Edit: Is this the correct idea? The closed sets of $\mathbb{A}^1$ are $\mathbb{A}^1$ itself, and the finite sets. But $\mathbb{A}^1$ cannot be isomorphic to a difference of finite sets for cardinality reasons, nor can it be isomorphic to a difference of $\mathbb{A}^1$ and a nonempty finite set, since the latter is disconnected?
It is important to note that if $X$ is an irreducible variety, and $U\supset W$ are closed subsets, then either $X=U$ or $\dim U < \dim X$. So the only locally closed subsets of $X$ that could possibly be isomorphic to $X$ are the open subsets.

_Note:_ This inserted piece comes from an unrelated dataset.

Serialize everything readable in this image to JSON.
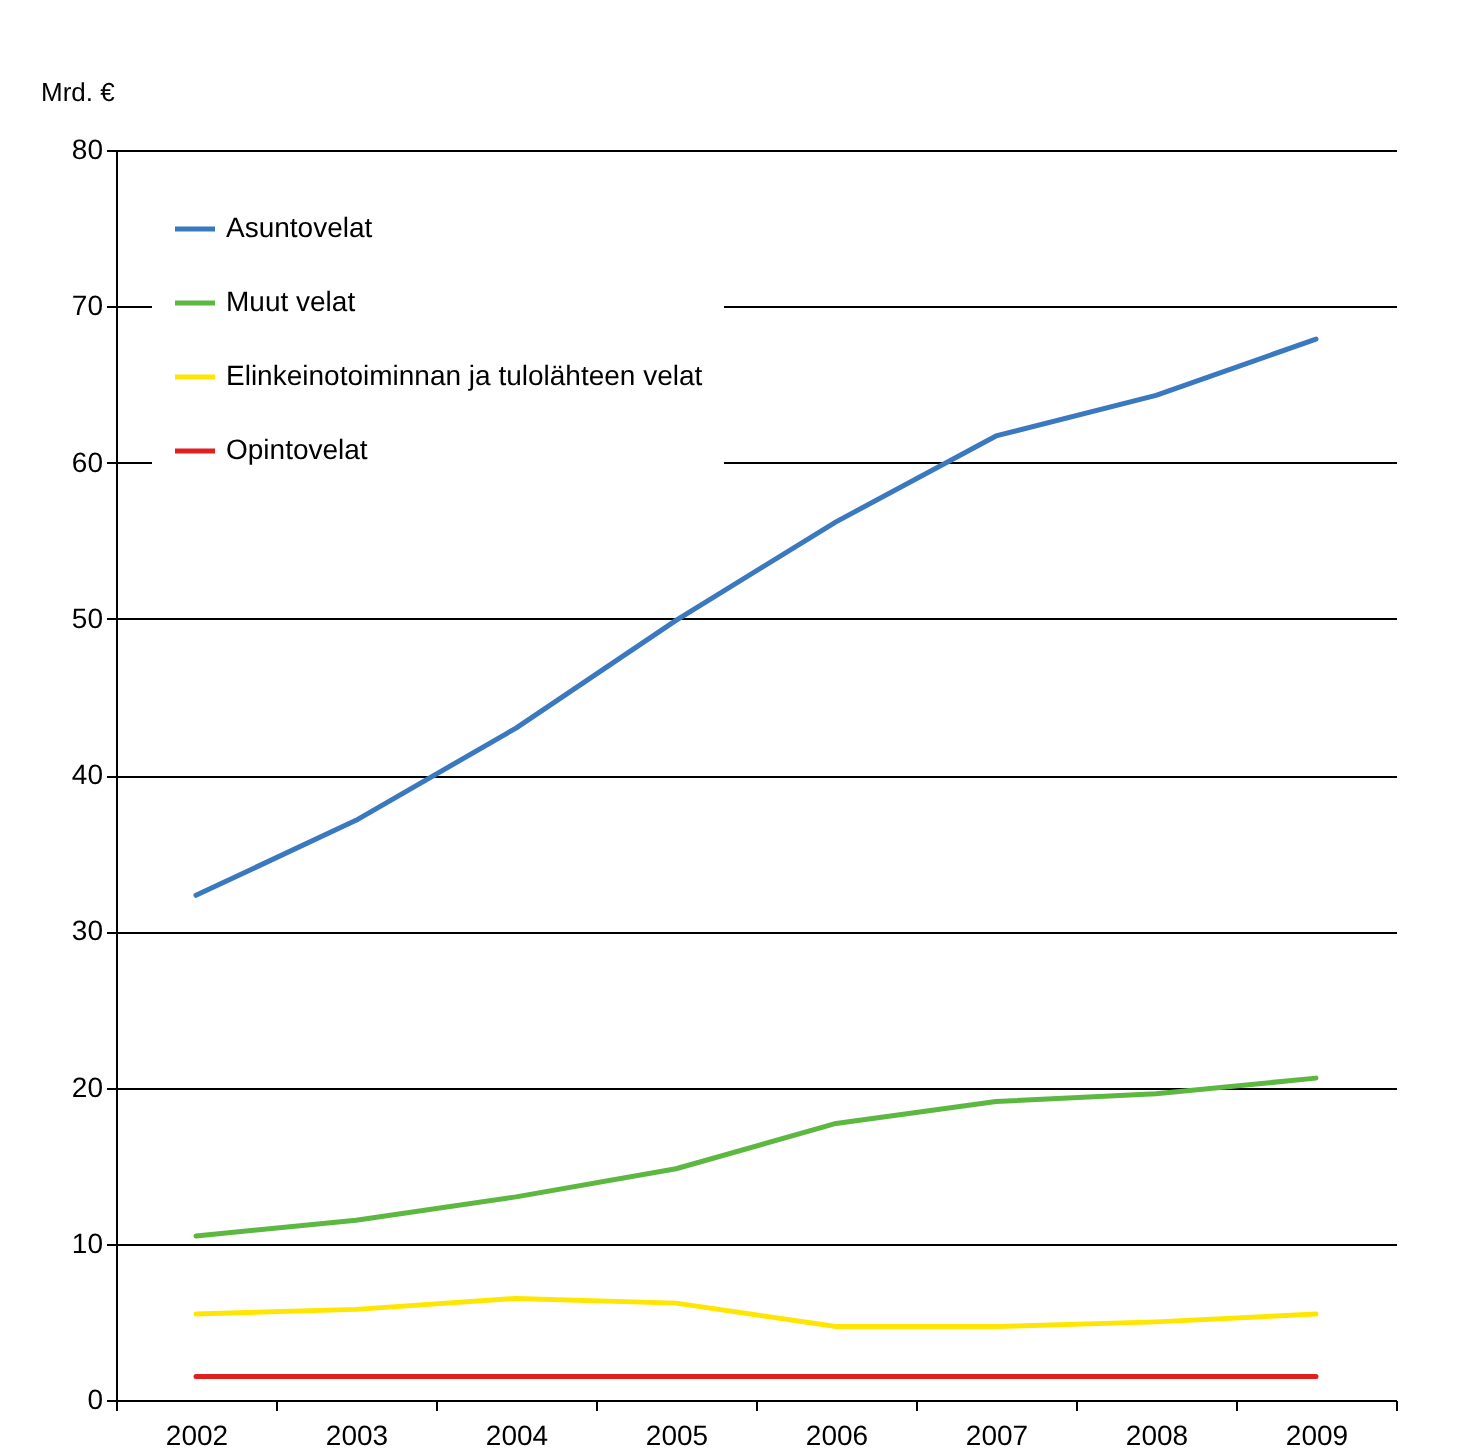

In fact, I believe that no noetherian topological space is homeomorphic to a non-open, locally-closed subset of itself, but I haven't thought about this in too much detail.
Note that $\mathbb{A}^1$ is homeomorphic to $\mathbb{A}^1 \setminus \{0\}$ as topological spaces, as both are cofinite topologies on sets of the same cardinality.
But these are not isomorphic as varieties; in fact, I claim that the number of missing points is an isomorphism invariant: if $\mathbb{A}^1 \setminus \{p_1,\cdots , p_m\} \cong \mathbb{A}^1 \setminus \{p_1,\cdots , p_n\}$ for $m,n\geq 0$, then $m=n$.
This is easy to see using the uniqueness of completion for curves, but here is a "low-tech" proof: Let $X=\mathbb{A}^1 \setminus \{p_1,\cdots , p_n\}$. The coordinate ring $R$ of $X$ is $k[T]$, with $T-p_1, \cdots , T-p_n$ inverted.
We can compute that $R^\times / k^\times \cong \mathbb{Z}^n$ as abelian groups. And $\mathbb{Z}^m \cong \mathbb{Z}^n \implies m=n$ (exercise).